Women Writing Holocaust Lives and Beyond is a project that involves a retrieval of a heterogeneity of women’s voices as historical subjects during the longue durée of the Holocaust, from which valuable insights can emerge for Holocaust Studies, Gender Studies, and Cultural Studies more broadly. From my larger study on the life writing of several hundred women in half a dozen languages, I shall offer a gendered analysis of representative case studies within their historical context, which range from wartime diaries that survived when their scribe did not to memoirs still appearing today. My aim is to provide insights for a more inclusive reconceptualization of the received history of the Holocaust and of its aftermath, illustrating how the narrative truths of the Holocaust, and of war more generally, must be built on collective and personal experiences of both genders.

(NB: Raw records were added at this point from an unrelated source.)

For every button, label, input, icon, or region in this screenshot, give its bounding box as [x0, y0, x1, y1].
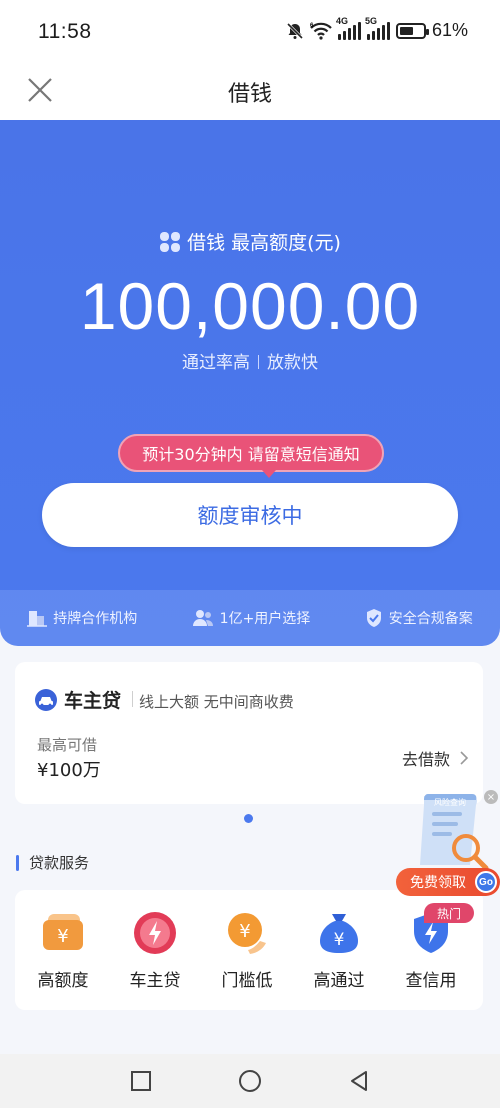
section-marker	[16, 854, 19, 871]
clover-icon	[160, 231, 181, 252]
svg-text:¥: ¥	[334, 930, 345, 950]
loan-title: 车主贷	[64, 690, 122, 712]
feature-label: 持牌合作机构	[53, 611, 138, 627]
section-title: 贷款服务	[29, 854, 90, 872]
back-button[interactable]	[348, 1070, 370, 1092]
status-bar: 11:58 6 4G 5G 61%	[0, 0, 500, 62]
building-icon	[27, 611, 48, 627]
sms-notice-tip: 预计30分钟内 请留意短信通知	[118, 434, 384, 478]
feature-strip: 持牌合作机构 1亿+用户选择 安全合规备案	[0, 590, 500, 646]
service-label: 高通过	[313, 971, 365, 991]
feature-item: 1亿+用户选择	[192, 608, 311, 628]
title-bar: 借钱	[0, 62, 500, 120]
carousel-indicator	[244, 814, 253, 823]
risk-report-icon: 风险查询	[420, 794, 489, 871]
credit-limit-text: 借钱 最高额度(元)	[187, 232, 341, 254]
service-label: 查信用	[405, 971, 457, 991]
recent-apps-button[interactable]	[130, 1070, 152, 1092]
max-limit-label: 最高可借	[37, 736, 98, 754]
battery-percent: 61%	[431, 20, 468, 40]
go-badge: Go	[475, 871, 497, 893]
credit-review-button[interactable]: 额度审核中	[42, 483, 458, 547]
wifi-icon: 6	[310, 22, 332, 40]
credit-limit-label: 借钱 最高额度(元)	[0, 228, 500, 255]
service-label: 门槛低	[221, 971, 273, 991]
loan-description: 线上大额 无中间商收费	[139, 693, 294, 711]
mute-bell-icon	[286, 22, 304, 39]
battery-level	[399, 26, 414, 35]
hero-subtitle: 通过率高 放款快	[0, 348, 500, 373]
divider	[132, 691, 133, 707]
ad-close-button[interactable]: ×	[484, 790, 498, 804]
free-claim-button[interactable]: 免费领取 Go	[396, 868, 500, 896]
service-high-limit[interactable]: ¥ 高额度	[17, 890, 109, 1010]
svg-text:风险查询: 风险查询	[434, 797, 466, 807]
money-bag-icon: ¥	[320, 914, 358, 953]
svg-text:¥: ¥	[57, 926, 68, 947]
max-limit-value: ¥100万	[37, 760, 101, 781]
free-claim-label: 免费领取	[410, 875, 466, 891]
section-header: 贷款服务	[16, 852, 89, 873]
service-high-approval[interactable]: ¥ 高通过	[293, 890, 385, 1010]
signal-4g-icon: 4G	[336, 16, 361, 40]
feature-label: 安全合规备案	[388, 611, 473, 627]
feature-item: 安全合规备案	[365, 608, 473, 628]
service-car-loan[interactable]: 车主贷	[109, 890, 201, 1010]
service-label: 高额度	[37, 971, 89, 991]
page-title: 借钱	[227, 82, 272, 107]
service-label: 车主贷	[129, 971, 181, 991]
car-owner-loan-card[interactable]: 车主贷 线上大额 无中间商收费 最高可借 ¥100万 去借款	[15, 662, 483, 804]
hero-sub-right: 放款快	[267, 353, 318, 373]
system-nav-bar	[0, 1054, 500, 1108]
lightning-icon	[134, 912, 176, 954]
yuan-card-icon: ¥	[43, 914, 83, 950]
svg-text:¥: ¥	[239, 921, 250, 942]
divider	[258, 355, 259, 369]
chevron-right-icon	[460, 751, 469, 765]
home-button[interactable]	[238, 1069, 262, 1093]
borrow-link[interactable]: 去借款	[402, 746, 469, 770]
yuan-hand-icon: ¥	[228, 913, 266, 954]
shield-check-icon	[366, 609, 381, 627]
hot-badge: 热门	[424, 903, 474, 923]
battery-icon	[395, 22, 429, 39]
users-icon	[192, 610, 213, 626]
car-icon	[35, 689, 57, 711]
service-low-threshold[interactable]: ¥ 门槛低	[201, 890, 293, 1010]
credit-limit-amount: 100,000.00	[79, 269, 421, 343]
feature-item: 持牌合作机构	[27, 608, 137, 628]
feature-label: 1亿+用户选择	[219, 611, 311, 627]
status-time: 11:58	[38, 20, 92, 43]
hero-panel: 借钱 最高额度(元) 100,000.00 通过率高 放款快 预计30分钟内 请留…	[0, 120, 500, 646]
signal-5g-icon: 5G	[365, 16, 390, 40]
hero-sub-left: 通过率高	[182, 353, 250, 373]
status-icons: 6 4G 5G 61%	[286, 16, 468, 41]
borrow-label: 去借款	[401, 750, 450, 769]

Women’s texts can challenge and modify our [pre]conceptions, at a moment when we are nearing an ‘after’ when personal accounts will no longer be forthcoming.

Louise O. Vasvári (Ph.D., UC, Berkeley) is Professor Emerita of Comparative Literature and of Linguistics at Stony Brook University, where she also served as Associate Provost. She currently teaches in the Linguistics Department at New York University and has also taught in various visiting capacities, at ELTE and Szeged, and in Britain, France, and Taiwan. She works in medieval studies, historical and sociolinguistics, Holocaust Studies, and Hungarian Studies, all informed by gender theory within a broader framework of comparative cultural studies. In relation to Holocaust Studies she has published with Steven Tötösy, Imre Kertész and Holocaust Literature (2005), Comparative Central European Holocaust Studies (2009), and Comparative Hungarian Cultural Studies (2011).